Online contingent of 2017 Women's March on Washington

The Disability March was an online contingent of the 2017 Women's March on Washington that allowed disabled and chronically ill protesters to participate by creating profiles and descriptions on a website. The Disability March was organized by a group of disabled volunteers and was an official co-sponsor of the Women's March on Washington. The Disability March has been the subject of academic research.

== Origins ==
The Disability March was organized by Sonya Huber, a creative writing professor at Fairfield University and disabled woman. Although Huber wanted to attend the Women's March on Washington, she realized that it would negatively affect her health.
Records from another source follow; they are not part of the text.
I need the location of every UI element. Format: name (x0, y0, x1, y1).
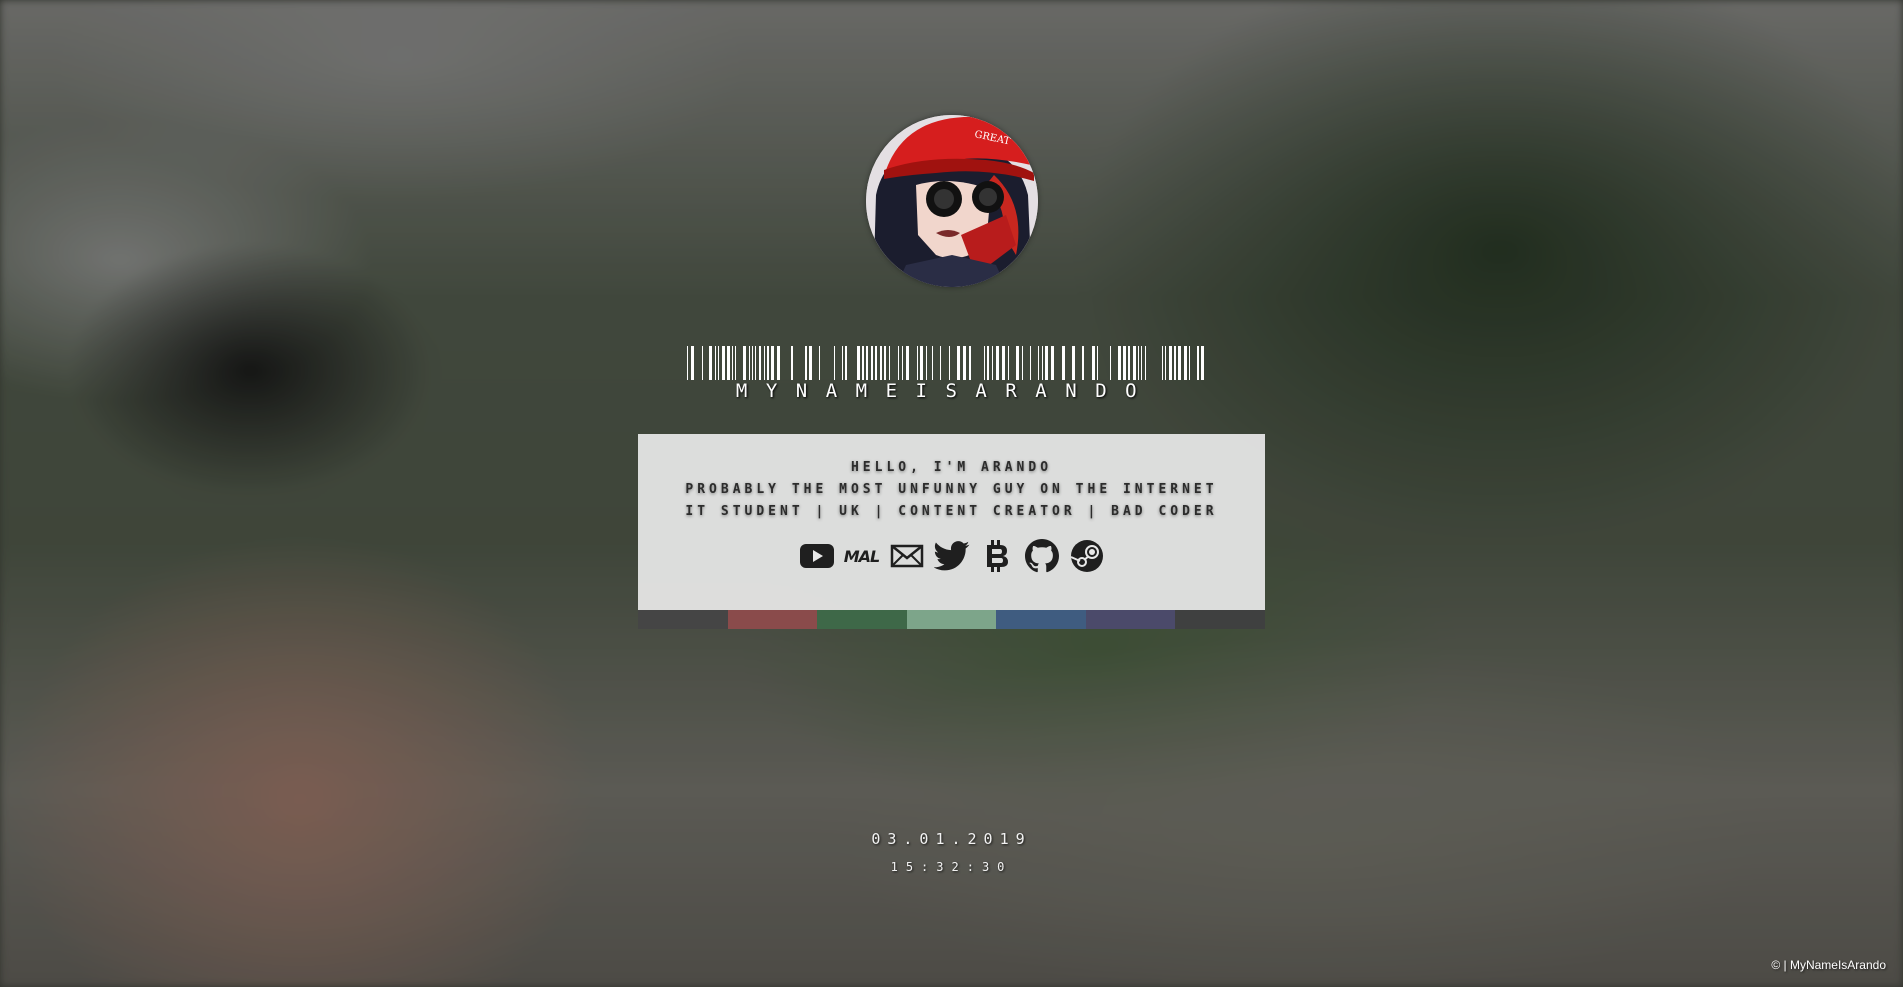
palette-swatch (727, 610, 818, 629)
mail-icon (890, 544, 923, 568)
twitter-link[interactable] (933, 538, 970, 574)
palette-swatch (906, 610, 997, 629)
barcode-logo (687, 346, 1204, 380)
palette-swatch (817, 610, 907, 629)
bitcoin-link[interactable] (978, 538, 1015, 574)
avatar: GREAT (866, 115, 1038, 287)
bio-text: IT STUDENT | UK | CONTENT CREATOR | BAD … (685, 504, 1218, 519)
youtube-icon (799, 544, 834, 568)
time-display: 15:32:30 (890, 860, 1013, 874)
palette-swatch (638, 610, 728, 629)
color-palette-strip (638, 610, 1266, 629)
date-display: 03.01.2019 (871, 830, 1032, 848)
bitcoin-icon (986, 540, 1008, 572)
social-links: MAL (638, 538, 1265, 574)
tagline-text: PROBABLY THE MOST UNFUNNY GUY ON THE INT… (685, 482, 1218, 497)
mail-link[interactable] (888, 538, 925, 574)
intro-card: HELLO, I'M ARANDO PROBABLY THE MOST UNFU… (638, 434, 1265, 610)
page: GREAT MYNAMEISARANDO HELLO, I'M ARANDO P… (0, 0, 1903, 987)
github-icon (1024, 539, 1059, 573)
palette-swatch (1085, 610, 1176, 629)
mal-link[interactable]: MAL (843, 538, 880, 574)
avatar-image: GREAT (866, 115, 1038, 287)
twitter-icon (933, 541, 969, 571)
youtube-link[interactable] (798, 538, 835, 574)
github-link[interactable] (1023, 538, 1060, 574)
palette-swatch (1175, 610, 1266, 629)
palette-swatch (996, 610, 1086, 629)
site-name: MYNAMEISARANDO (735, 380, 1156, 402)
copyright-footer: © | MyNameIsArando (1771, 958, 1886, 972)
steam-icon (1070, 540, 1103, 572)
mal-icon: MAL (843, 546, 880, 566)
steam-link[interactable] (1068, 538, 1105, 574)
greeting-text: HELLO, I'M ARANDO (850, 460, 1053, 475)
Huber gathered an ad-hoc group of about 20 volunteers to create the website and post submissions from marchers. Volunteers identified as disabled.

== The March ==
The Disability March website went live in mid-November and asked participants to join by writing a 300-word post about why they are participating and what the Disability March means to them. The Disability March began posting on December 21and concluded on January 29 with a total of 3,014 marchers. Disability Marchers joined from across the United States and the world, including Scotland, Australia, Belgium, Canada, and the United Kingdom. Ages of marchers ranged from 5-92.

The Disability March highlighted the concerns of disabled activists and their allies, reminding elected officials and activists that the disabled community has a voice and deserves a space in protest movements. Marchers particularly highlighted how the disabled community would be particularly harmed by the Trump Administration's agenda, particularly the dismantling of the Affordable Care Act.

The Disability March has been described as an official co-sponsor. The Women's March listed it as a "partner." It was not listed as "Sister March" by the Women's March.

== Academic studies ==
The Disability March has been studied and analyzed by disability and protest scholars.

Benjamin W. Mann published an analysis of the Disability March in Disability Studies Quarterly noting themes of disability disclosure, support for health care coverage and human rights, and opposition to the incoming administration. He argued that this demonstrates of disability cyberprotests can promote disabled individuals in protest discourse and policy issues.

A team of Indiana University researchers interviewed Disability Marchers to explore how the perceived of themselves as activists, especially given the prevalence of online activism being considered a form of slacktivism.